Trade shows can be a big part of your business and as a result it is important to know about them. One of the biggest things to know when heading to a trade show is what you hope to accomplish for your direct sales business. For some people, they are there just to get contacts and customers. Others hope for bookings and there are others who are looking for teammates. Knowing your goals in advance is helpful for determining how to approach the event.
Be aware that some companies do restrict what you are able to do. I know of a few companies that do not let the consultants sell off their table but they can take orders. If this is the case, you likely will want to aim for bookings.
If you are not able to get out for trade shows, you can find them online. They can definitely be harder to do as you do not have the captive audience that you would have in person. You also need to either type your presentation in advance or be a fast typer as you typically have limited time. That said, here is some advice if you happen to find these types of events.
So you are doing a trade show. It’s scheduled from 10 to 5 pm.
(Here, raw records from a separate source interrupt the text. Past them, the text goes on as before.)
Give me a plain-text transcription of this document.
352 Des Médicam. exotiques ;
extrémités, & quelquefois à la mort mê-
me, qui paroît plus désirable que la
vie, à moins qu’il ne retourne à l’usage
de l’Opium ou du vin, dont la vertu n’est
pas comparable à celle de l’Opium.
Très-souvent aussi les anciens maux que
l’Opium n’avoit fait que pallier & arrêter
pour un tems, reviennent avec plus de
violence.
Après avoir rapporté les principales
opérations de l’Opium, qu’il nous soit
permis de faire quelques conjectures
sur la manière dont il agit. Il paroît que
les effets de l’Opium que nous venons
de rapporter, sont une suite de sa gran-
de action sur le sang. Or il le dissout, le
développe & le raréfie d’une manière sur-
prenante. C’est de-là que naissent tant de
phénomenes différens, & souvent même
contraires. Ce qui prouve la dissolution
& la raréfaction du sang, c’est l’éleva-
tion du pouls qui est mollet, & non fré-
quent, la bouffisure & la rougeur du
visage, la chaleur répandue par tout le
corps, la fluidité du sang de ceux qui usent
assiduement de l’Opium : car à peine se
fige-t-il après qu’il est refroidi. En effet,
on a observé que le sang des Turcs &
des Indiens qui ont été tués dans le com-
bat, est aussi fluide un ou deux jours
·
So you arrive between 9 and 9:30 to get setup and get ready (okay, maybe a bit later than that depending on your setup time). Regardless, you are there on time and are prepared to stay until 5 pm. You have your phone, your laptop or sales material to keep yourself busy if things are slow.
But.. 3 o’clock rolls around and a few vendors start packing up. Or maybe that has happened earlier in the day and a few tables are already empty. Of course, you don’t know their personal circumstances. Maybe they got a phone call that someone was in a horrible accident and they had to leave. That would be an acceptable reason but I cannot think of too many other reasons that a direct sales person should be packing up to leave early.
Sometimes a person has a party on the same day of a trade show. But I tend to think that if you have a party that is scheduled for the same time as the trade show you should either pass on the trade show or have a team member come out and handle the booth when you are gone. If you are already scheduled for the event when you get a party, you can schedule the party for after the event is over or again, see if someone can come cover your booth.
You may wonder what the big deal is about leaving early – you are doing a disservice to the other vendors as well as customers that may come near the end of the event. People may walk in the door and see that half the tables are empty and walk back out. Or people may miss out on what you are offering due to the fact that you left early.
Be aware, some trade shows will charge you a deposit and if you leave early, you will not get it back. This is more common with the expensive shows but I wouldn’t be surprised to see some of the smaller shows not invite direct sales vendors back who leave really early.